Inside a nondescript, saffron-colored warehouse on the fringes of St. Anthony East, Paul Merry uses a lathe to meld two pieces of glass. A torch radiates heat.

Using a technique called lampworking, Merry uses various tools to form Borosilicate — more colloquially know as “hard glass.” After three-and-a-half years at Stone Arch Glass Studio, he melts and shapes the glass with ease.

“I can create about 80 of these slides in a day,” Merry said. “I have a lot of freedom to be creative while still being able to support myself.”

The studio — northwest of Hennepin Avenue and Interstate 35W — is a bustling center of glasswork, and many of the pieces created there turn into water pipes, hookahs, rigs and hand pipes, which are sold at headshops like The Hideaway in Dinkytown.

It can take eight hours to create and mold all the pieces required for a hookah. Artist Ty Leeman said he enjoys the process, despite its laborious nature.

“I get to use my hands to create something,” Leeman said. “It’s better than any other regular job.”

Leeman answered a call for glass workers at Stone Arch after attending Dunwoody College of Technology in Minneapolis. Because he didn’t know how to work with glass, he became an apprentice to the other artists.

“You’re never done learning,” Leeman said. “[With glass work] you can teach yourself a lot and get to express yourself.”

Studio production manager Neal Thompson said he supports the community atmosphere as opposed to having the artists work solo.

“The better they are, the better this studio is,” Thompson said.

The art of glassblowing is something the studio believes anyone can learn, and they even offer classes to prove it.

From the basics of safety and technique to the creation of mushroom marbles and holiday ornaments, all skill levels are welcome.
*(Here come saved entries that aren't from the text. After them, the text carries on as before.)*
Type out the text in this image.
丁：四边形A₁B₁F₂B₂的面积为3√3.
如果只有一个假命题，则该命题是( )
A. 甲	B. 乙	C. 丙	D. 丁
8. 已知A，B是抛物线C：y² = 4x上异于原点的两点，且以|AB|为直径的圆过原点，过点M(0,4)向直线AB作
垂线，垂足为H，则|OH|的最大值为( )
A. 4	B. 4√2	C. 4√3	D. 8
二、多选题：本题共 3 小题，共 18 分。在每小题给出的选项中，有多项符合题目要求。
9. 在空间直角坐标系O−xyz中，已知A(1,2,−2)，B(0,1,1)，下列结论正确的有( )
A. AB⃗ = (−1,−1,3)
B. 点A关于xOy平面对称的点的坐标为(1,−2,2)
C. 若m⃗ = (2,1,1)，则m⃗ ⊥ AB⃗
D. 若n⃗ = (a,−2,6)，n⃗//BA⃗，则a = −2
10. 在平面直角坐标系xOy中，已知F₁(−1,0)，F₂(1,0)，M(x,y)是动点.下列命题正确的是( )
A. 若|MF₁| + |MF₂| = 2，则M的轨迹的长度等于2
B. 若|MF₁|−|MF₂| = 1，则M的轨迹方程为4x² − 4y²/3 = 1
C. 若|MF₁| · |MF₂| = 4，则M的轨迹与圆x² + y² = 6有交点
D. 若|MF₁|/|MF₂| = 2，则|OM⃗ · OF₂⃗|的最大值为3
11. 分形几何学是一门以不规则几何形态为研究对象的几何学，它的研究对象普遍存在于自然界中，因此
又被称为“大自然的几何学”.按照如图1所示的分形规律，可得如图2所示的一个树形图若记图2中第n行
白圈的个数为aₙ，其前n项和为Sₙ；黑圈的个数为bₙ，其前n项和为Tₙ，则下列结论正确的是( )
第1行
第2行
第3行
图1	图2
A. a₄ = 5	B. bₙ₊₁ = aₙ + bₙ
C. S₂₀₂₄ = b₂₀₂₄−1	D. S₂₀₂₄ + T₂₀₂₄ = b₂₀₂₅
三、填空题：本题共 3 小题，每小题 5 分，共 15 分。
And it’s the resources that come from having a large studio that allow for individualistic creations to have a larger production reach.

Creating products for the company MN Legit, Thompson said the studio’s work is in 60 percent of Minnesota headshops. But he believes this work comes with its own host of misconceptions.

“Unfortunately, many think this industry is taboo,” Thompson said. The studio doesn’t condone drug use, and any connection to drug paraphernalia is something both Thompson and Hideaway owner Wally Sakallah strongly reject.

At the end of the day it’s about the craft; the studio is open to simply create glass.

“About 75 percent of our product is pipework,” Thompson said. “But if the market wanted glass slippers we’d start making glass slippers.”